What did the classical past look like in the early modern period? In the eighteenth century, with the discovery of sites such as Herculaneum and Pompeii, the ancient past achieved an unusual visibility and presence. Ruins, as signifiers of decay and the passing of time, also held out the promise of moving back in time, by offering a skeletal visual sense of what the ancient world must have been like. Antiquarians engaged themselves in excavations to recover more fragments of past monuments -- or, seeing with new eyes, they discovered anew/for the first time such extant ruins as those at Paestum, previously forgotten. But the feasibility of the study of this ancient material depended on the contemporaneous rise of architecture as a field of research and area of practice. The value of architecture to students of the classical world at the time is attested by the fact that Winckelmann wrote his History of architecture (1762) just before turning to his epoch-making History of ancient art (1764), in a Rome where the architect and artist G.B. Piranesi held sway as the one who could unlock the secrets of ‘speaking ruins’ (see Pinto 2012). Architects had the capacity not only to see a ruin but to visualize what was not there, what was lost to time--to see, for example, an ancient monument such as the Parthenon in its current ruined state as well as to imaginatively reconstruct and envision it in its original state. Such skills were crucial to disseminating these new visions in engravings widely reproduced in print.
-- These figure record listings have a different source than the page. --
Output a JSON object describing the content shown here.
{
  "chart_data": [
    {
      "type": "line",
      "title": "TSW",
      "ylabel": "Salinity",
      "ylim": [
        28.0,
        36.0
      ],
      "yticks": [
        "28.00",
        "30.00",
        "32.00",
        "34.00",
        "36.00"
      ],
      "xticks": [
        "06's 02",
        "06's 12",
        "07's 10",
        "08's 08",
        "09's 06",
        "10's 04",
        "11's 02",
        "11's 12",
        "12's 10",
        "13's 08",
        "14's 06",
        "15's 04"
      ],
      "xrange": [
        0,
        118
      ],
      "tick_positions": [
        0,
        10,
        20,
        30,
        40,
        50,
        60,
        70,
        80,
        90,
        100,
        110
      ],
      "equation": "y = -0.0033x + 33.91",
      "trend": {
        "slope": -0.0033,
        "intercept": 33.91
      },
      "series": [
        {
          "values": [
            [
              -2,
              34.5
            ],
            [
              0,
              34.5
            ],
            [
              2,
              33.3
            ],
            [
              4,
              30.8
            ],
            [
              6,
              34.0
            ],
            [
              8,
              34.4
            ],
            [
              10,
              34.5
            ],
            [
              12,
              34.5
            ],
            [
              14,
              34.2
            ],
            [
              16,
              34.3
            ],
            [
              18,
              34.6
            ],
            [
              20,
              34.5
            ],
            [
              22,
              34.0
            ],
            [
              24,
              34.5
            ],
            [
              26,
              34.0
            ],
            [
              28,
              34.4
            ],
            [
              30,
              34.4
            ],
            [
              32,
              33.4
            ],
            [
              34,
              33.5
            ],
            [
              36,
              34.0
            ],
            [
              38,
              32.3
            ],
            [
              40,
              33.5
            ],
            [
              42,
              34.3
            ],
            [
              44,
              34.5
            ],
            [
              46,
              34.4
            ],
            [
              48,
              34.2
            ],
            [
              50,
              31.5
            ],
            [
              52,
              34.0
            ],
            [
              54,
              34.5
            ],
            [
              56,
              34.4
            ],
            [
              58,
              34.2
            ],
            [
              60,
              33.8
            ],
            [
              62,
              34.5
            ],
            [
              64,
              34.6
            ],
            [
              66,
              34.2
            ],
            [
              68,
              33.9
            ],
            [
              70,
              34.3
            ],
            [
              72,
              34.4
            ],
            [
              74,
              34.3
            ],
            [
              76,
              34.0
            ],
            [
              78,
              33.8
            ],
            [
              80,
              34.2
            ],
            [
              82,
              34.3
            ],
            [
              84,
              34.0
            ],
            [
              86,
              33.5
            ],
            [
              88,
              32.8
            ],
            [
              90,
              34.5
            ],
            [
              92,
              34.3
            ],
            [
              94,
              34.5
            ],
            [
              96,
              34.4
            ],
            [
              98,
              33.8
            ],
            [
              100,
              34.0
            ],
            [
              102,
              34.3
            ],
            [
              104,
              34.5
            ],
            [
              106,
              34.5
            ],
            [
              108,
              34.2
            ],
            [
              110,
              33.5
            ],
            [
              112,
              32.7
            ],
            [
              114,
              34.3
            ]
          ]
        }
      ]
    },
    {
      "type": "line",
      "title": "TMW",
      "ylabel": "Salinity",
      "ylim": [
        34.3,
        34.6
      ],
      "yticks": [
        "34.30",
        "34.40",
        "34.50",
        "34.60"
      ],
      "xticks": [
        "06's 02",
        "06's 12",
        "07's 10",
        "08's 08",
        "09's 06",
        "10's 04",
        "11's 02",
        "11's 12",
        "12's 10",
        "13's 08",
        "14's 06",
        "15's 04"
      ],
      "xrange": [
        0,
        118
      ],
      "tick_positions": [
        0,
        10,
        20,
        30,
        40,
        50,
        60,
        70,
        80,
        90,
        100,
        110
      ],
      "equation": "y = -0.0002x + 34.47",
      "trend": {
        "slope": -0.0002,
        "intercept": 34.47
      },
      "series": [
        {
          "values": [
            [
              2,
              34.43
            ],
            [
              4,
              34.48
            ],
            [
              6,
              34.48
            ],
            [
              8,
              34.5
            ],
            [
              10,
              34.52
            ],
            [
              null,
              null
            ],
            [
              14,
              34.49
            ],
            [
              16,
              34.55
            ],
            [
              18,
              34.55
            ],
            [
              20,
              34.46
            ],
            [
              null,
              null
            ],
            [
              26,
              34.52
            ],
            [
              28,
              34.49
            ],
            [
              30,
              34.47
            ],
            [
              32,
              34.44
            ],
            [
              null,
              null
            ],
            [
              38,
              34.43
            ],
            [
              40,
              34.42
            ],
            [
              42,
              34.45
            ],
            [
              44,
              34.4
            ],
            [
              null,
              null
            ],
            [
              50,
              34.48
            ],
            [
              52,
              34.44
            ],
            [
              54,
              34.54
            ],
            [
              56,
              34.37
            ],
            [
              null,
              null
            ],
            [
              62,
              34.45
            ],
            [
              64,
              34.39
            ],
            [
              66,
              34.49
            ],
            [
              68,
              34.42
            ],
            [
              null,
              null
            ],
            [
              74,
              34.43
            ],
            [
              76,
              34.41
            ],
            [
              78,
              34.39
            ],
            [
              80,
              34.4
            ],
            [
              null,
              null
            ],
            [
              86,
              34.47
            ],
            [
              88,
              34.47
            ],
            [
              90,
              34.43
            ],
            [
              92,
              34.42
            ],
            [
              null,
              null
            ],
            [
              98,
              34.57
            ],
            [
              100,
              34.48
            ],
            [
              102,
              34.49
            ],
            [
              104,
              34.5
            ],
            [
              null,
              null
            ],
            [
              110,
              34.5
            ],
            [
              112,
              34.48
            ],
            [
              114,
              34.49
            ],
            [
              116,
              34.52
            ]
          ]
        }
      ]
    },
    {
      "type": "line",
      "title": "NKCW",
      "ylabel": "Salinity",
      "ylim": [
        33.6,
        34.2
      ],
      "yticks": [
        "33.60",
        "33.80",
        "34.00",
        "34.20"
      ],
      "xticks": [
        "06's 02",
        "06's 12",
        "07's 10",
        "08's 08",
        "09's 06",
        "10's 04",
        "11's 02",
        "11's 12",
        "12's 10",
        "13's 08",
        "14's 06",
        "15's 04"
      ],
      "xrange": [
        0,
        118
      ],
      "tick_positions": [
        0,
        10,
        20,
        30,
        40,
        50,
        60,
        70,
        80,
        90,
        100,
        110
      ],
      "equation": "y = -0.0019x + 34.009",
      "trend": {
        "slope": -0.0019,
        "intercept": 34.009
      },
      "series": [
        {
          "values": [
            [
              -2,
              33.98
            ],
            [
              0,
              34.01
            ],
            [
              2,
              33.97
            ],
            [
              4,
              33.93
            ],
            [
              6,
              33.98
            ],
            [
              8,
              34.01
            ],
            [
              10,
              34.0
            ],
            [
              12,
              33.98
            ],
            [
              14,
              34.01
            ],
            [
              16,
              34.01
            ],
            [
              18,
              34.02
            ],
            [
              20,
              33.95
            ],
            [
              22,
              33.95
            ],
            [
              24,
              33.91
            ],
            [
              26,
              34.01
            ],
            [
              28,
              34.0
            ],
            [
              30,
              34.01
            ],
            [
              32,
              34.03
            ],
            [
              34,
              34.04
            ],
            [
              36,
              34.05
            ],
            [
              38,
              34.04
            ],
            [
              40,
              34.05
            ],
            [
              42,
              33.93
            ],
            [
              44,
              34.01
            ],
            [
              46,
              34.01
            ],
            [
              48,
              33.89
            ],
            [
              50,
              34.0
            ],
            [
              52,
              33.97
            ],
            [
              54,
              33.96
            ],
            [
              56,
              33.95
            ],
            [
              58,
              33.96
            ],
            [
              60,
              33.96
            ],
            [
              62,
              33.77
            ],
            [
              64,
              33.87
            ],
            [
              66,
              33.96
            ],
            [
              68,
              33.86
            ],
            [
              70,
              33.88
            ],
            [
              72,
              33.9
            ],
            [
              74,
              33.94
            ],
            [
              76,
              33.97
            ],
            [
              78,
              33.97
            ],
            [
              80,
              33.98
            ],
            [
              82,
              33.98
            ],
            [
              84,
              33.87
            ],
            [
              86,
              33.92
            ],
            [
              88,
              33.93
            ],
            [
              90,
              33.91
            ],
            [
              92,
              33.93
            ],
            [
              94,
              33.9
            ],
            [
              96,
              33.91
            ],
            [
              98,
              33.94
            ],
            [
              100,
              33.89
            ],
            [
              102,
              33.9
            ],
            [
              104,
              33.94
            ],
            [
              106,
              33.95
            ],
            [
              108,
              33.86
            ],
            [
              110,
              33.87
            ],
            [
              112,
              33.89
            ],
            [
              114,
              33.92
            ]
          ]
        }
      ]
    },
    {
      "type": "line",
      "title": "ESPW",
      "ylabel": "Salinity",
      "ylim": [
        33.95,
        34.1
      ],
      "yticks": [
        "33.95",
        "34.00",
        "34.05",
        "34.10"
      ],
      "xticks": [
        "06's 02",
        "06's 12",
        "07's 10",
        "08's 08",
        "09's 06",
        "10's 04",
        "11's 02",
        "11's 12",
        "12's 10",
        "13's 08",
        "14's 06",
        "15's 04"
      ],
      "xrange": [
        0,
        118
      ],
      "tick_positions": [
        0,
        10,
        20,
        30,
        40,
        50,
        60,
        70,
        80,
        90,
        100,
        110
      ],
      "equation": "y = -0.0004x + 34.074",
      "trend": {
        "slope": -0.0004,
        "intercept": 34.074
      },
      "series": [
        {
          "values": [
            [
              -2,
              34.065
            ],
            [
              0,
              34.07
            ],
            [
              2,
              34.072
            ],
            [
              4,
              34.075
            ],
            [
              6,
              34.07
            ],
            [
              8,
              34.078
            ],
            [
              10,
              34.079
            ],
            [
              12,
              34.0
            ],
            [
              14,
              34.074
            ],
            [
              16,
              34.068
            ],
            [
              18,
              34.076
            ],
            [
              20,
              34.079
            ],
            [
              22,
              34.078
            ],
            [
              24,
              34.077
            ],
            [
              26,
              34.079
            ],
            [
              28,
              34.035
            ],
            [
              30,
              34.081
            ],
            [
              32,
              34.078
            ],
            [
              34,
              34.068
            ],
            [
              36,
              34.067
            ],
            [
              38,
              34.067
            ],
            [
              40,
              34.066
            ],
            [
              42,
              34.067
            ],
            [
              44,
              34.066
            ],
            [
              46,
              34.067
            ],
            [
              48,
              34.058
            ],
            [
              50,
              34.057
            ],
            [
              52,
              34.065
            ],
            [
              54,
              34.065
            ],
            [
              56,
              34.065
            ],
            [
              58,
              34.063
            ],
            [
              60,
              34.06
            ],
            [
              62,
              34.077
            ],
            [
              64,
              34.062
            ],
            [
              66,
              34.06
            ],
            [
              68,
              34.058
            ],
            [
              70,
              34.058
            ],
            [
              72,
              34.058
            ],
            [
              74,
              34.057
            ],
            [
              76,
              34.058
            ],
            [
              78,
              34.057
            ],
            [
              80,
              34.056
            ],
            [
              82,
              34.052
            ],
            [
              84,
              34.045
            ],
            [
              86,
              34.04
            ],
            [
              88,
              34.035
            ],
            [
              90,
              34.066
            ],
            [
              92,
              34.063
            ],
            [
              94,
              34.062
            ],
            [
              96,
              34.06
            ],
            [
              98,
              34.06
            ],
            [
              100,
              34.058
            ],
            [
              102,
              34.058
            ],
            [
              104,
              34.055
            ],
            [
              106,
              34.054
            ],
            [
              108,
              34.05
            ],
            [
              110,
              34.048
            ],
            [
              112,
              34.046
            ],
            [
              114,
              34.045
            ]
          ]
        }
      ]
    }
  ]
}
This paper recovers the initial excitement of this making-visible of the past, when the novelty of images of the ancient world was matched by their use in a modern urban architecture whose facades were based on ancient classical models. It will first consider this crucial moment when visualization became a key point of entry to the ancient past. It will then argue for the rich potential of studying the early modern history of classics by analyzing, visually, the travels of British architects in the eighteenth-century Grand Tour. The material facts and results of these travels (sites visited, lengths of stay, Italian academies joined, publications completed or planned) makes visible just how crucial the ancient classical past sought out by these traveling architects was to their professional development, and moreover reveals how deeply involved it was in contemporary conversations about taste and values. Seeking the origins of archaeology in the early modern world reveals the development of scholarly practices still current today, while confirming in new ways the role of classics in the emergence of modernity.